Current methods for ribosome evolution are mainly performed through the pull-down approach. However, this method has several drawbacks associated. Pull-down methods limit the turnover / initiation nature of translation during selection process. Secondly, the recovery of information of the active ribosomes is through reverse transcription, which may lead to mutations or deletions in positions where the 16S rRNA has modifications. To avoid these drawbacks, we implemented a new method that allowed us to split genotype from phenotype, avoiding the need for recovery of information directly from active ribosomes. This method also permits the recording of turnover reaction of ribosomes, since it does not require ribosome stalling for evolution to proceed. Therefore, our new method allows for a true selection of ribosome activity including the initiation and termination steps.
Given the bottleneck encountered during ribosome display of (poly)peptides on DNA origami frames, our initial efforts were focused on developing the new method to evolve an mXNA dependent translation machinery. We have managed to implement most of the elements necessary for our new method to work and the results are promising. However, we have not yet been able to begin selection attempts towards mXNA dependent ribosomes. The impact of the COVID19 pandemic during the granted proposal has slowed down the execution and finalisation of this project.

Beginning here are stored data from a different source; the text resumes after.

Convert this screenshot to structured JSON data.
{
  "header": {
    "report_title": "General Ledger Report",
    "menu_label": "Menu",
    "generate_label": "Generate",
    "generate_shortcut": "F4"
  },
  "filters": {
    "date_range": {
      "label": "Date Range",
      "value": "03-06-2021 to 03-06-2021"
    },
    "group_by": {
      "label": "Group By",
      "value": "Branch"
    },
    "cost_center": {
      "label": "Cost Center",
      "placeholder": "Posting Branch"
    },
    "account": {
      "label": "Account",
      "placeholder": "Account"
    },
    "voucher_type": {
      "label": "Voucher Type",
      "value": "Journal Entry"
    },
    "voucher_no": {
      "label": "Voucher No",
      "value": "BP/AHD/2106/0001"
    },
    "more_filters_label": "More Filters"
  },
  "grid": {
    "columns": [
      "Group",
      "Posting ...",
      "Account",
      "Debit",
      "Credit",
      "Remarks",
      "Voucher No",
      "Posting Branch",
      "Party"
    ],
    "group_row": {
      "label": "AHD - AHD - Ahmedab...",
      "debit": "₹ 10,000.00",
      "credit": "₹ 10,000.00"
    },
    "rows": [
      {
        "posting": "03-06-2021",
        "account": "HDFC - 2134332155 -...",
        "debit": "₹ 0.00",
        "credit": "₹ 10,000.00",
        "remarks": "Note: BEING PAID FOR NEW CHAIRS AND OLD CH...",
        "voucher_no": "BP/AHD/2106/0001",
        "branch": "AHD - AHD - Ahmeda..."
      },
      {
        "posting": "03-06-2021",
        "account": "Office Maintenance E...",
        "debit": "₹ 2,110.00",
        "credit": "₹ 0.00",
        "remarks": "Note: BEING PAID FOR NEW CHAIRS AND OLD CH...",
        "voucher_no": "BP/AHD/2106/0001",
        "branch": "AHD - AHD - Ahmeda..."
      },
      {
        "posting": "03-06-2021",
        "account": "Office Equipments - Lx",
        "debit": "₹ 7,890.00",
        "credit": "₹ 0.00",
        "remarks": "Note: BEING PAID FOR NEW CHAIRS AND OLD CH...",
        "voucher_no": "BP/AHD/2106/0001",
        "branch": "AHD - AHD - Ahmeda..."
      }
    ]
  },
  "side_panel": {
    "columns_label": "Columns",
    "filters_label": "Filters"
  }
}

We have worked towards the creation of a technology platform for protein and antibody discovery through ribosome display on DNA origami frames. Due to mRNA degradation during in vitro translation, we have focused our efforts to implement mXNA dependent ribosomes. We have worked towards a method for ribosome evolution which circumvents major bottlenecks of current pull-down approaches, which will be used to evolve mXNA dependent ribosomes. Our new method allows turnover and translation initiation to be part of the ribosome evolution process and bypasses potential artefacts occurring during genetic information recovery from the selected ribosomes. Moreover, our new method is more suited for function enhancement of ribosomes that contain certain initial activity, since we can precisely fine-tune the stringency of the evolution process. Once completed, the new ribosomes will be used to display peptides, and select for protein based cooptamers in the context of the spatially addressable DNA origami platform technology.

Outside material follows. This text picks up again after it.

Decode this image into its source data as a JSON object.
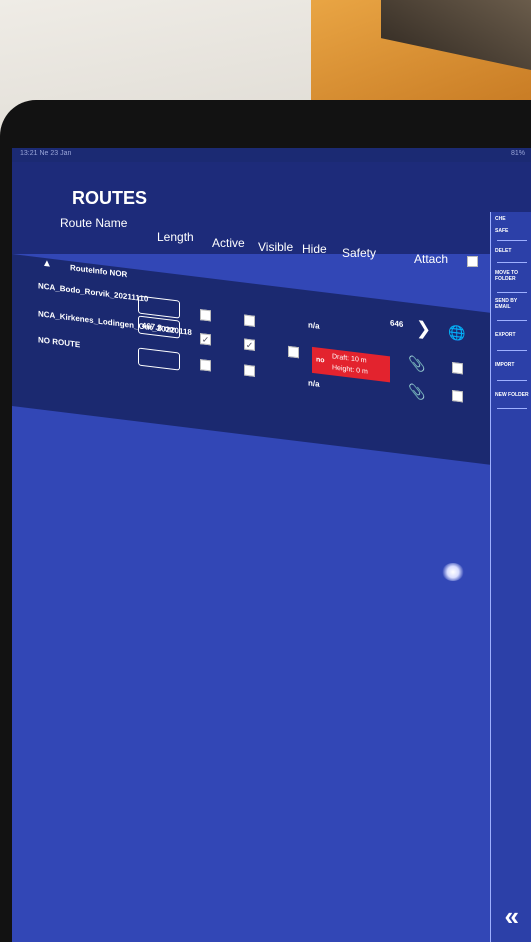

Selection of ribosomes that read out genetic information from mXNA is currently under way. When we succeed, these ribosomes will be implemented within the context of the spatially addressable DNA origami platform technology. This new ribosome should help to overcome mRNA degradation— one of the main bottlenecks associated with these technologies; the new ribosomes should allow stable display and decoration of DNA origami frames with antibody and peptide ligands, enabling a wide range of applications in both biotechnology and medicine.